Workshops are occasioned by a new relationship with a client, either after winning a pitch or after having been assigned a new business opportunity from an existing client. In both cases, new teams from the advertising agency and corporate client are brought together under, perhaps, the most stressful of expectations. These events are not only explicitly charged with an objective of finding a differentiating insight to drive the brand, target consumer and market position, but also implicitly contribute to assessing the interpersonal dynamics among the personalities assembled. Under such heightened conditions, the art of negotiation takes place.

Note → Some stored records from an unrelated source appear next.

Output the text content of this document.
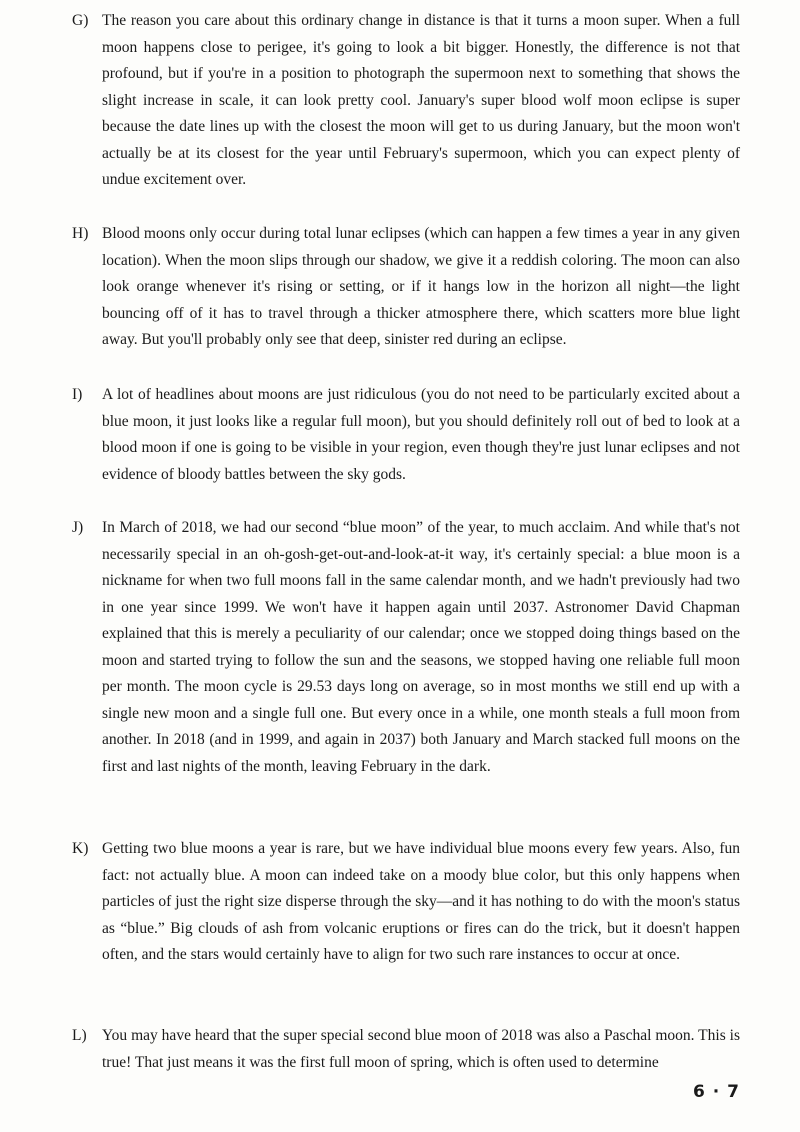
G) The reason you care about this ordinary change in distance is that it turns a moon super. When a full moon happens close to perigee, it's going to look a bit bigger. Honestly, the difference is not that profound, but if you're in a position to photograph the supermoon next to something that shows the slight increase in scale, it can look pretty cool. January's super blood wolf moon eclipse is super because the date lines up with the closest the moon will get to us during January, but the moon won't actually be at its closest for the year until February's supermoon, which you can expect plenty of undue excitement over.

H) Blood moons only occur during total lunar eclipses (which can happen a few times a year in any given location). When the moon slips through our shadow, we give it a reddish coloring. The moon can also look orange whenever it's rising or setting, or if it hangs low in the horizon all night—the light bouncing off of it has to travel through a thicker atmosphere there, which scatters more blue light away. But you'll probably only see that deep, sinister red during an eclipse.

I)	A lot of headlines about moons are just ridiculous (you do not need to be particularly excited about a blue moon, it just looks like a regular full moon), but you should definitely roll out of bed to look at a blood moon if one is going to be visible in your region, even though they're just lunar eclipses and not evidence of bloody battles between the sky gods.

J)	In March of 2018, we had our second “blue moon” of the year, to much acclaim. And while that's not necessarily special in an oh-gosh-get-out-and-look-at-it way, it's certainly special: a blue moon is a nickname for when two full moons fall in the same calendar month, and we hadn't previously had two in one year since 1999. We won't have it happen again until 2037. Astronomer David Chapman explained that this is merely a peculiarity of our calendar; once we stopped doing things based on the moon and started trying to follow the sun and the seasons, we stopped having one reliable full moon per month. The moon cycle is 29.53 days long on average, so in most months we still end up with a single new moon and a single full one. But every once in a while, one month steals a full moon from another. In 2018 (and in 1999, and again in 2037) both January and March stacked full moons on the first and last nights of the month, leaving February in the dark.

K) Getting two blue moons a year is rare, but we have individual blue moons every few years. Also, fun fact: not actually blue. A moon can indeed take on a moody blue color, but this only happens when particles of just the right size disperse through the sky—and it has nothing to do with the moon's status as “blue.” Big clouds of ash from volcanic eruptions or fires can do the trick, but it doesn't happen often, and the stars would certainly have to align for two such rare instances to occur at once.

L) You may have heard that the super special second blue moon of 2018 was also a Paschal moon. This is true! That just means it was the first full moon of spring, which is often used to determine

6 · 7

The brand workshop offers an ideal setting in which to analyze the ways an agency manages strategies in building relationships with its corporate client. An agency must manage information while it seeks to foster affinity so as not to put its client off. To accomplish this an agency faces a particular dilemma or double bind, a concept identified by a specialist in anthropology. On the one hand the agency has to present itself as competent in a service or skill that is perceived by the client to add value. At the same time, an agency places a premium on human chemistry, and so must demonstrate to the client that working together will be amicable, cooperative and mutually beneficial. This presents a challenge to negotiation since it requires one to stand apart as distinct, and yet blend in and show affinity with others [11, p.202].

From an objective viewpoint, the workshop appears to offer an ideal way for an agency and client to collectively identify a position in a highly competitive marketplace. It is also an ideal place for an agency to demonstrate its expertise and knowledge of the client’s brand and consumer. The agency typically does this by bringing out its proprietary tools to position the client’s brand.

Models of the client’s target consumer are constructed, and colorful aggressive language typically circulates in heated discussions about the competition. But while the stated purpose of the workshop is for the agency to gain a closer understanding of the client’s consumer, brand and competition, the true purpose is to convince the client of the value of entering into a union of collaboration and to build relations of affinity. In fact, the proprietary tools demonstrated by the agency and the metaphoric language used to deride the competition, are devices intended to structure relationships and cement loyalties between the agency and client, rather than provide the client strategic direction or enhance their market position.